5. Once the fuel is desired, the material should be chipped using a mobile chipper, the chips loaded directly into containers on the lorry and the material transported directly to the energy plant. As the chipper uses its grapple to lift the material from the windrow, it should be shaken a few times so as to make the dry foliage fall off to the highest possible extent. Leaving the foliage at the site not only contributes to maintain the nutrient and mineral balance – it also lowers the ash content of the fuel delivered, see chapter 00-02.
6. In case the chipping operation takes place during a dry season, it is crucial that the containers be covered with a tight cover. The dust from a dry dirt road may significantly increase the total ash content of the fuel in the containers if only a net is used as a cover.

The above process chain is based on the "just-in-time" concept and cannot usually be realized in full. Instead of transporting all material directly from chipping to the energy plants (5 above) it is quite common that a significant fraction of the material is instead transported to an intermediate store at a fuel terminal.

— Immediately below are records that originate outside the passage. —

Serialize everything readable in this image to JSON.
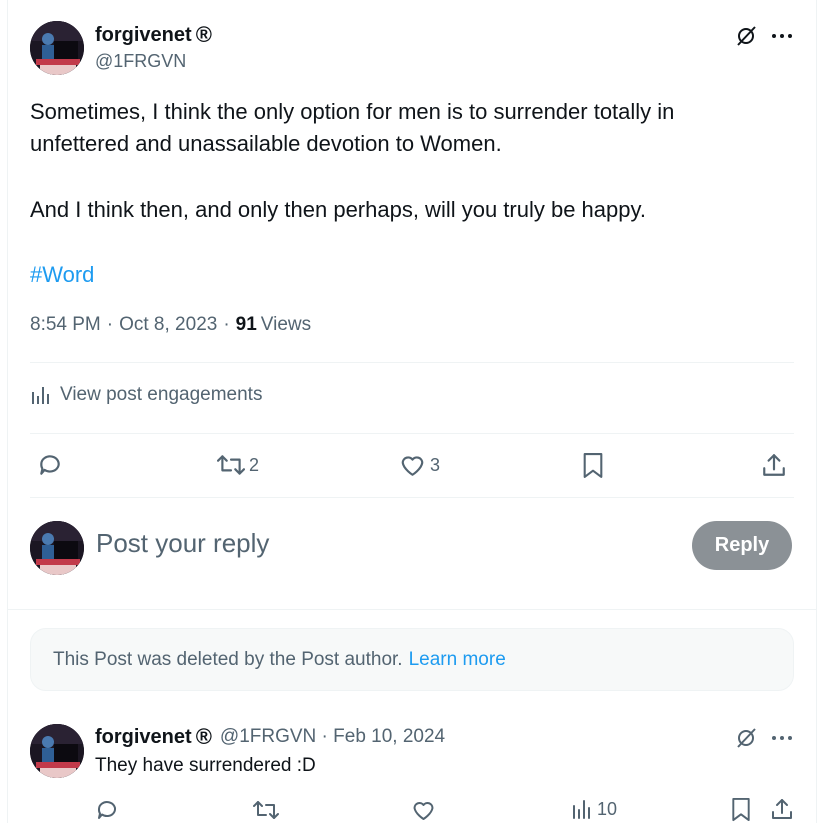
{
  "post": {
    "display_name": "forgivenet",
    "badge": "®",
    "handle": "@1FRGVN",
    "text_line1": "Sometimes, I think the only option for men is to surrender totally in",
    "text_line2": "unfettered and unassailable devotion to Women.",
    "text_line3": "And I think then, and only then perhaps, will you truly be happy.",
    "hashtag": "#Word",
    "time": "8:54 PM",
    "date": "Oct 8, 2023",
    "separator": "·",
    "views_count": "91",
    "views_label": "Views",
    "engagements_label": "View post engagements",
    "retweet_count": "2",
    "like_count": "3"
  },
  "composer": {
    "placeholder": "Post your reply",
    "reply_button": "Reply"
  },
  "deleted_notice": {
    "text": "This Post was deleted by the Post author.",
    "link": "Learn more"
  },
  "reply": {
    "display_name": "forgivenet",
    "badge": "®",
    "meta": "@1FRGVN · Feb 10, 2024",
    "text": "They have surrendered :D",
    "views_count": "10"
  },
  "colors": {
    "accent": "#1d9bf0",
    "muted": "#536471",
    "reply_button_bg": "#8b9196"
  },
  "icons": [
    "grok-icon",
    "more-icon",
    "bar-chart-icon",
    "reply-icon",
    "retweet-icon",
    "like-icon",
    "bookmark-icon",
    "share-icon"
  ]
}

The deliveries to the energy plant are then to a great extent organised from the terminal. There will also be a need for buffer storage at or near the energy plant.

Baling the brash in direct connection with the felling is an alternative to the storage in windrows (2-4 above). Typically, the bales would be produced in shapes and sizes that make them possible to handle with the same equipment as the timber is. For example: In Sweden, the bales will typically be 3 m long and approximately 50-100 cm in diameter so that they can be transported on ordinary timber trucks.

The advantage with baling is that the handling is simplified and that it improves transport economy. However, the baling machine is a specialized kind of equipment and the capital cost for the baler will increase the cost during the felling. The disadvantage is that since the bales are produced in direct connection with the felling, the material baled is “green” so that the foliage is enclosed in the bales. This increases the amount of nutrients and minerals that is withdrawn from the felling site and it also increases the ash content of the fuel.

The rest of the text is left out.